No documentário “Ex-Pajé”, são constantes as cenas que trazem o protagonista, Perpera, cuidando da igreja construída no meio de seu vilarejo. Entre esses vários momentos, dois se destacam: o primeiro é quando Perpera, após varrer a entrada do lugar, entra na Igreja e é engolido pela escuridão que há no interior; o segundo é quando o mesmo personagem surge trabalhando quase como um segurança do lugar, estando na parte frontal do plano, desfocado, observando o horizonte, enquanto no fundo do plano, em foco, está o líder religioso que catequiza os indígenas ali presentes. A primeira cena mostra imageticamente como a imposição do cristianismo engoliu os traços culturais nativos, enquanto a segunda mostra como a religião se tornou o elemento central da vida daquele vilarejo.

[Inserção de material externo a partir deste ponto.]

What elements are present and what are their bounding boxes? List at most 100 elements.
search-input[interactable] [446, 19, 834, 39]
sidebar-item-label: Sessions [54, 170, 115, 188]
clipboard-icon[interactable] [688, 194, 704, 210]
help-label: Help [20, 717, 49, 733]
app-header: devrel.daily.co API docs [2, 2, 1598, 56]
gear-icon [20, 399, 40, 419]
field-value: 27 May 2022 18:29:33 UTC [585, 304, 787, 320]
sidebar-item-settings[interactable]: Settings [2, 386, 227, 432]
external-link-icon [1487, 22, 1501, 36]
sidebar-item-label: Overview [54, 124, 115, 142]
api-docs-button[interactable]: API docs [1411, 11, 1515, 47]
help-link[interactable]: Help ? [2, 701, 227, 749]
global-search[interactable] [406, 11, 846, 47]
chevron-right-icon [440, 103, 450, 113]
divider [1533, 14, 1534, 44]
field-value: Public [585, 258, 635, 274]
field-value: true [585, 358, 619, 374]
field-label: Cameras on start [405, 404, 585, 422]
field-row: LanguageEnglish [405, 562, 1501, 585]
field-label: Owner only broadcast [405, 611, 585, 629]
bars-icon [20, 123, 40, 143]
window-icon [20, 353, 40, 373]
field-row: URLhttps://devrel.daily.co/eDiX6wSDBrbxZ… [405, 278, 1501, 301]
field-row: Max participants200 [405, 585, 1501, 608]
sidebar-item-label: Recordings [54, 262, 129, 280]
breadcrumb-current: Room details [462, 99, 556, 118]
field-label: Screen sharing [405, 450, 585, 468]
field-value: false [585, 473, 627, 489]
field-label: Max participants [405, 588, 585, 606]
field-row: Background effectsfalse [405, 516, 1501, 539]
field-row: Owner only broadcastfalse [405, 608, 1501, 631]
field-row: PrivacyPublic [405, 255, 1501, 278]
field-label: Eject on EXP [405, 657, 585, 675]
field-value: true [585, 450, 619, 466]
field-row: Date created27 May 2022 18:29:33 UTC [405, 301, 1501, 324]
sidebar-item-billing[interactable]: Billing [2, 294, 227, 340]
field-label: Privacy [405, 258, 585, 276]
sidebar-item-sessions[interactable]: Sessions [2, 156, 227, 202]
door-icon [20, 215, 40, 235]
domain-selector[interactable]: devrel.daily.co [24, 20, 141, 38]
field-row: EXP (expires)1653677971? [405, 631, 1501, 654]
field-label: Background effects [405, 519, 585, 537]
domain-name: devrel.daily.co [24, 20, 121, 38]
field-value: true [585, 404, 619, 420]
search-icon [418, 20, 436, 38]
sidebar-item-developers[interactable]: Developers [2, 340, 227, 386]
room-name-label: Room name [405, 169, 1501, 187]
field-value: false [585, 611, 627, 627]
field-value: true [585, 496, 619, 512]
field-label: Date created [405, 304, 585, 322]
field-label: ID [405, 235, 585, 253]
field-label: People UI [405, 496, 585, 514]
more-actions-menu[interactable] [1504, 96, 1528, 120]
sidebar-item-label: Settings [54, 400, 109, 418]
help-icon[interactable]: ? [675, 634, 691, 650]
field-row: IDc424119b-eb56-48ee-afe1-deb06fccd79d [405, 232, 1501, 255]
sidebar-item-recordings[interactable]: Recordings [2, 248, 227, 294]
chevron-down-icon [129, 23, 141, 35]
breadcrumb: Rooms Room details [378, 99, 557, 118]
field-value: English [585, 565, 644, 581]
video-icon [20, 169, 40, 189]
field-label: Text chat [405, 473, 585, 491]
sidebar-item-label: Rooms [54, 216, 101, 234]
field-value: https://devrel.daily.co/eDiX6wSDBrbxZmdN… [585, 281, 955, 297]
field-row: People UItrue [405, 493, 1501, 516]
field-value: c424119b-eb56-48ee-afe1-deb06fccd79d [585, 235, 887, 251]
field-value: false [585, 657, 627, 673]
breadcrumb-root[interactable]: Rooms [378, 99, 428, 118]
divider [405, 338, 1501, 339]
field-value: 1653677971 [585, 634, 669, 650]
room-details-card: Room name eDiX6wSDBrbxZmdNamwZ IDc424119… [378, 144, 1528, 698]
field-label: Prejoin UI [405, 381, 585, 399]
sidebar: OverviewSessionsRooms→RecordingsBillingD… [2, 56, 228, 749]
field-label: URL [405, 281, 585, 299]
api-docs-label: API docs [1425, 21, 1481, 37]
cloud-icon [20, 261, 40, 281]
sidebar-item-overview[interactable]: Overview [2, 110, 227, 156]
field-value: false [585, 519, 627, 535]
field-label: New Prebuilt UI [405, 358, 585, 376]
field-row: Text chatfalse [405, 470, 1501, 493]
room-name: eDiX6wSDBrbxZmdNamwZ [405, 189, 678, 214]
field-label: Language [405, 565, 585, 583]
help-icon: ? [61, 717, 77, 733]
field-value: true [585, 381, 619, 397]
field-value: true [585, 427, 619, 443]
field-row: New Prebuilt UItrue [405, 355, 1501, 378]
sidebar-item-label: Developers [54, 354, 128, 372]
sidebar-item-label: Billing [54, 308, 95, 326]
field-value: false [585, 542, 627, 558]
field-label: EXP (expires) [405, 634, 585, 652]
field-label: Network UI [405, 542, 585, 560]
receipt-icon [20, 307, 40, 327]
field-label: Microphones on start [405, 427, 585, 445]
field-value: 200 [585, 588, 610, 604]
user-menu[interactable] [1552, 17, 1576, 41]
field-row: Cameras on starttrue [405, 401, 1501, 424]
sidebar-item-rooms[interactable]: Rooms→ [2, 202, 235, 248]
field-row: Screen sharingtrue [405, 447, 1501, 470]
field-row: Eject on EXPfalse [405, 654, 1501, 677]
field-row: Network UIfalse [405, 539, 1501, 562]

“Ex-Pajé”, documentário de Luiz Bolognesi, acompanha a rotina de Perpera e dos demais moradores de seu vilarejo, com o intuito de fazer um estudo sobre o mais danoso efeito da catequização dos indígenas: o etnocídio, que é o extermínio não do corpo, mas da cultura de um povo. E a câmera de Bolognesi registra justamente esse evento, a destruição e sufocamento da cultura indígena.
O grande trunfo narrativo de “Ex-Pajé” é a forma como o filme constrói sua crítica à dizimação da cultura indígena sem precisar verbalizar a ideia. Além da catequização, o domínio da tecnologia também gera o esfacelamento das tradições nativas. Há muitas imagens carregadas de simbolismo, como uma criança jogando um jogo de caça em um smartphone, além de cenas que reiteram como a rotina foi alterada em virtude das tecnologias que chegam à tribo – há, por exemplo, um plano que enquadra um fogão no centro, como se o objeto fosse um elemento dominante na rotina de uma família.
O mais interessante, porém, é observar como o filme trabalha a relação de Perpera com as religiões. O ex-pajé que guia a narrativa tem receio de dormir sem luz, pois acredita que os espíritos da floresta, furiosos por sua conversão, irão vingar-se à noite. Tal pensamento escancara completamente a farsa que é a conversão do protagonista, que parece aceitar o cristianismo apenas por receio de represálias – afinal, toda a tribo foi catequizada. Bolognesi ainda traz, em vários momentos, o ex-pajé sentado em seu lar, cercado por um véu anti-mosquitos que, simbolicamente, remete à prisão psicológica na qual o personagem está preso por não poder ser quem ele é de verdade.
Mesmo que seu sentimento oculto seja o lamento – afinal, Perpera repetidas vezes comenta de forma saudosa sobre os tempos em que era pajé -, o protagonista não reage às mudanças que engolem sua cultura. Cenas como aquela em que o personagem é carregado na caçamba de uma caminhonete representam como a tradição acaba sendo levada pela modernidade, e mostram como há um processo de transformação que parece ser irreversível.
Sendo em alguns momentos demasiadamente calculado, o que faz com que o público questione a necessidade de a obra ser um documentário, e não uma ficção, “Ex-Pajé” obtém sucesso ao retratar a lenta morte da cultura indígena, entregando ao público um olhar íntimo sobre uma questão pouco debatida na atualidade. Muito se ouve sobre a “modernização” dos indígenas, mas pouco se vê sobre suas condições de vida enquanto tentam conciliar suas tradições com a modernidade. O filme de Bolognesi é capaz de fazer o brasileiro, quem diria, olhar para as raízes do próprio país, e ver como todos somos cúmplices, seja por ação ou omissão, do etnocídio daqueles que aqui estavam há muito mais tempo que nós.